Using the Sonos app, you can link it to other Symfonisk and Sonos speakers for multi-room sound, seamlessly syncing sound throughout your home. You can also connect it to another Symfonisk photo frame to create a stereo pair in the same room.
The app can also be used for the basic audio options mentioned above and to control the speaker. If you prefer, the physical buttons behind the bezel edge control play/pause and volume – although these won’t be much help if you’re mounting the speaker high on a wall.
Price and availability
The Picture Frame Speaker is available exclusively at Ikea, in-store or online. At £179/€179/$199 it’s the most expensive Symfonisk to date – you can buy a pair of bookshelf speakers for the same price, while the lamp is closer to the frame but still works a little cheaper.

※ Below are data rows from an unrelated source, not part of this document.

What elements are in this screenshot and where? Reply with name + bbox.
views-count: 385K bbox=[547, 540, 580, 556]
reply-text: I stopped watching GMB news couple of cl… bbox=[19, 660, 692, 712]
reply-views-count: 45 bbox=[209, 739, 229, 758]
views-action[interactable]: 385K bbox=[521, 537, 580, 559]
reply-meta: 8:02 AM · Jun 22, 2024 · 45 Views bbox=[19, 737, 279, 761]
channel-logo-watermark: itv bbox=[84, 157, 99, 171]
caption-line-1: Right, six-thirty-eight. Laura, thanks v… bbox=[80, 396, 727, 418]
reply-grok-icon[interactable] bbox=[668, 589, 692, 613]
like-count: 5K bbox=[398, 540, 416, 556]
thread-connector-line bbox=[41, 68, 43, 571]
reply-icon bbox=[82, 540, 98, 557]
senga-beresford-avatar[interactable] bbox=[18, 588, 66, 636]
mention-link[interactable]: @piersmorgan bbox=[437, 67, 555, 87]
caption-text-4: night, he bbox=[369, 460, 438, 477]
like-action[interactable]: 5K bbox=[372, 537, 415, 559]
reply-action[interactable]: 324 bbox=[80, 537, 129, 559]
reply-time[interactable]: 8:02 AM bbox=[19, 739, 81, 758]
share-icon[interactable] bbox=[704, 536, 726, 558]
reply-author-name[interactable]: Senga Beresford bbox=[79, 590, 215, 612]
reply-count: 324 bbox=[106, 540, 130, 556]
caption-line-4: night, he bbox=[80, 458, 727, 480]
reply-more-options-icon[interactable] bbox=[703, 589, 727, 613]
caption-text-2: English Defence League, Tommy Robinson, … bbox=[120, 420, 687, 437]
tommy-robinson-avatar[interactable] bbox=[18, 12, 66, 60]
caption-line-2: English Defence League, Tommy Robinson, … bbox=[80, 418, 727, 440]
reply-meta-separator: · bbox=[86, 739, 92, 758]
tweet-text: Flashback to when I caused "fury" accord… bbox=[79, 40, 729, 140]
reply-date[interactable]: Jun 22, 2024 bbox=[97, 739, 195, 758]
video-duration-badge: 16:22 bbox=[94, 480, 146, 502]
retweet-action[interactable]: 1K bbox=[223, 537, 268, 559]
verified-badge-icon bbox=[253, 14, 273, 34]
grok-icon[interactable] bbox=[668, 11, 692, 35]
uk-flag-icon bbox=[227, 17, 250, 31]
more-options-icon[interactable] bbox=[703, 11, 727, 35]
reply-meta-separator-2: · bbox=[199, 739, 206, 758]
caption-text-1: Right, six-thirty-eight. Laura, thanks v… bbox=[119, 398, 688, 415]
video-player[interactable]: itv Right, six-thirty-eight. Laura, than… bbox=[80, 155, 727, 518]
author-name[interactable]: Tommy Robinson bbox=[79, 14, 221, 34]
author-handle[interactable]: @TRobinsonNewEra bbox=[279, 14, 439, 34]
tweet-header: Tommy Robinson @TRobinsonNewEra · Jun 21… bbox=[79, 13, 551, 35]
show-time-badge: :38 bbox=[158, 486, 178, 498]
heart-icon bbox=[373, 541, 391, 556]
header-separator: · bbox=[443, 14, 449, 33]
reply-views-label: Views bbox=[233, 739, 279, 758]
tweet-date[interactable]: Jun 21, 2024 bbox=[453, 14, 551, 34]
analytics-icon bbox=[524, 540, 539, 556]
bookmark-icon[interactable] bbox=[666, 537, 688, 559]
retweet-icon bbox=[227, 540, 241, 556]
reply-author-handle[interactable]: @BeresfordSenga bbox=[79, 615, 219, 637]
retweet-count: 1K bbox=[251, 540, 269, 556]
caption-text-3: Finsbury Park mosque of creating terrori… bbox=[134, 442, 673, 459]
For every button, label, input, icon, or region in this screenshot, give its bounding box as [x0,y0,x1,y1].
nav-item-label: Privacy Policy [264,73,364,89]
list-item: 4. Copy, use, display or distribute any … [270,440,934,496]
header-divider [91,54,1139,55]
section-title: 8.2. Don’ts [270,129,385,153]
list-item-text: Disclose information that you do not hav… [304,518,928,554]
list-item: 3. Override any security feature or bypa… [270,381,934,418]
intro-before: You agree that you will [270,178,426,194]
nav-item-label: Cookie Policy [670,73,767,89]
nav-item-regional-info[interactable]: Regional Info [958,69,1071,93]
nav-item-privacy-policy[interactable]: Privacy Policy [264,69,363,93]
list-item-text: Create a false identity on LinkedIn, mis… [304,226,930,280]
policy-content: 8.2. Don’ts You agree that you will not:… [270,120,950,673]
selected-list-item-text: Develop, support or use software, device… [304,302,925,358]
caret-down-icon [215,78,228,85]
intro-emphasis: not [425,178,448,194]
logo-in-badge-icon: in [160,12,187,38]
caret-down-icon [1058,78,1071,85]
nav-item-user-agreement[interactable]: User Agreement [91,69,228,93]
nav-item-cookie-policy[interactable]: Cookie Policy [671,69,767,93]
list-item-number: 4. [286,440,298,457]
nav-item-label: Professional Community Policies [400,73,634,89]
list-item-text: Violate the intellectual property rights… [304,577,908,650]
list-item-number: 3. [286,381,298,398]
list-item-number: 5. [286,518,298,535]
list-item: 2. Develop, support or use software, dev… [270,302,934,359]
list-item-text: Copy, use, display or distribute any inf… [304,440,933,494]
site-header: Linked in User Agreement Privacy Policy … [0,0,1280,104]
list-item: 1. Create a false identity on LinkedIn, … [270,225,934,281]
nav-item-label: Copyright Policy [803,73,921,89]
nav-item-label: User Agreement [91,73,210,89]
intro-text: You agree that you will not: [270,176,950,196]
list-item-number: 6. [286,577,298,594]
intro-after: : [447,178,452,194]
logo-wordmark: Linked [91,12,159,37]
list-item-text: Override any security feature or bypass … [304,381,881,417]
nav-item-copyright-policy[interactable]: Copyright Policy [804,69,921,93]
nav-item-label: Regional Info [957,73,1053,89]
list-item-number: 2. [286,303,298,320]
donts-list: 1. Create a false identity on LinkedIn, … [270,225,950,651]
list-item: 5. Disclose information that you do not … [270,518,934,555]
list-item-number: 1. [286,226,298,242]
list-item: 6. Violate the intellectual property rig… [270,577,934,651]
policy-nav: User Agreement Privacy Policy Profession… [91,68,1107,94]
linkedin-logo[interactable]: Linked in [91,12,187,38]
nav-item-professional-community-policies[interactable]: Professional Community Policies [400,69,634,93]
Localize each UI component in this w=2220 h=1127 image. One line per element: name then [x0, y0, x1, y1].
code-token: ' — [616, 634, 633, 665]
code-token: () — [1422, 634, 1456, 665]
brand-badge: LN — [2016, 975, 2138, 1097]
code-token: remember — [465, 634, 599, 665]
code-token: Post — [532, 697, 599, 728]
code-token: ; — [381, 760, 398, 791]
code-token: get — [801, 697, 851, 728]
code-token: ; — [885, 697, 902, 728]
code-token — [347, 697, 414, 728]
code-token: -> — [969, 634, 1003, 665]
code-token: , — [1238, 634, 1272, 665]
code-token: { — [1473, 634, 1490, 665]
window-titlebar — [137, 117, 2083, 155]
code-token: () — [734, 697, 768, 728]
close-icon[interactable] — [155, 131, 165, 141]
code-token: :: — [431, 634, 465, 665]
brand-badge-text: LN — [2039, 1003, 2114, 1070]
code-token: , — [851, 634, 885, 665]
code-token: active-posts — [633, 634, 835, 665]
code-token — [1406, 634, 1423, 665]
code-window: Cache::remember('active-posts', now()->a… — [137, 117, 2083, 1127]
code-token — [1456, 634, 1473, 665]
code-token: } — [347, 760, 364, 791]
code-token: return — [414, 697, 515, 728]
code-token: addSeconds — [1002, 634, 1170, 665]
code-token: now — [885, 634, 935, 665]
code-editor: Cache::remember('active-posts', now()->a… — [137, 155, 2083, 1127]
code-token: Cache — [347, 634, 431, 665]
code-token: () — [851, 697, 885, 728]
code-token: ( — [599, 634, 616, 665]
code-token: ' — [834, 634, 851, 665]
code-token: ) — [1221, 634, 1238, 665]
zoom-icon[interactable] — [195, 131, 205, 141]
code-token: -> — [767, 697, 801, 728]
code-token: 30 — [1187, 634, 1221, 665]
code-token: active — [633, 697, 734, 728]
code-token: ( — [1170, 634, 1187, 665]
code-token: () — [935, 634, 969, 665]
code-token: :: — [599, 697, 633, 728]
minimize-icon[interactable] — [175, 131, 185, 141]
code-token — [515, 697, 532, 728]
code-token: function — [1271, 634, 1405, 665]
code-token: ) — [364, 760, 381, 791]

Arguably the closest comparison is that it’s fair against the £199/$199 Sonos One, the main speaker in the company’s range. This will offer better audio quality than the Picture Frame, but without the low profile form factor.
Another mixed success from the collaboration between Ikea and Sonos is the Symfonisk Picture Frame. It can’t quite match the sound quality or simplicity of the lamp – still the best product in the range – but what the two companies have achieved here is undoubtedly impressive.
The biggest snag is the restriction to Ikea’s limited range of premade picture designs, which perversely means it can’t actually replace a regular picture frame in your home unless you like some of the prints offered here.
If Ikea ever offers the ability to print your own photos, that will be a game-changer – but until then it’s just a good speaker that suffers from wasted potential.